Als Melk M. Lehner vor fünf Jahren das Verwaltungsratspräsidium der Sihl-Gruppe übernahm, versprach er eine Neuausrichtung und Gesundung des Konzerns bis ins Jahr 2001. Daraus ist nichts geworden. Im Gegenteil: Sihl präsentierte sich nach Ablauf des vergangenen Geschäftsjahres in prekärem Zustand. Zwar wurde der Schuldenberg von über 300 auf 155 Millionen Franken abgebaut, doch das Eigenkapital schmolz auf bedrohliche 21 Millionen, und das Unternehmen rutschte erneut in die tiefroten Zahlen. Nur weil UBS und Zürcher Kantonalbank sich zum zweiten Mal nach 1996 gegen den Konkurs stemmten und auch die drei grossen Aktionärsfamilien den traditionsreichen Papierkonzern nicht untergehen lassen wollten, erhält dieser jetzt seine letzte Chance. Kernelemente des Sihl-Sanierungsplans sind ein Kapitalschnitt, ein Forderungsverzicht der Banken in Höhe von knapp 20 Millionen und eine Kapitalerhöhung um 42 Millionen Franken. Durch den Verkauf von nicht strategischen Einheiten soll eine weitere Entschuldung um 58 Millionen erreicht werden; letztlich sollen der Gruppe mehr als 30 Millionen an neuen Mitteln zufliessen.

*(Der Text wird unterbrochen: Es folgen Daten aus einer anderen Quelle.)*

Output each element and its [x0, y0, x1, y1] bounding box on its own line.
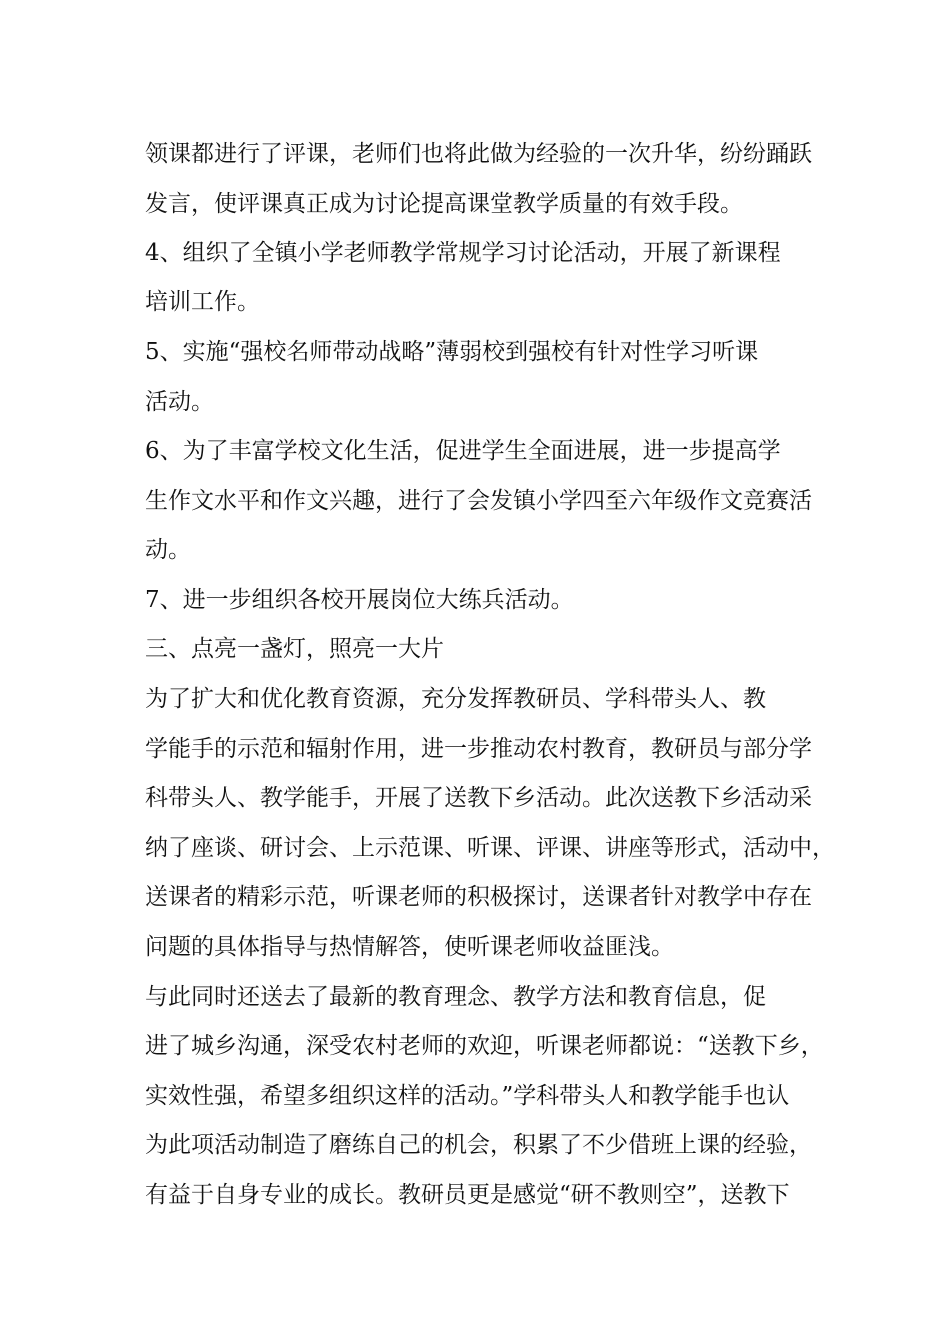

Lehner oder den 1998 von Attisholz geholten CEO Helmuth Elkuch für das Malaise verantwortlich zu machen, wäre angesichts der übernommenen Altlasten indes verfehlt; Lehner erhielt denn in fünf bewegten Sihl-Jahren auch weit weniger Prügel als zu seiner Zeit als CEO von Saurer. Und das, obwohl Sihl schon immer eine im Verhältnis zu ihrer Grösse überproportionale mediale Präsenz genoss. Diese Anteilnahme ist historisch begründet, zählt Sihl doch zu den ältesten Unternehmen der Schweiz.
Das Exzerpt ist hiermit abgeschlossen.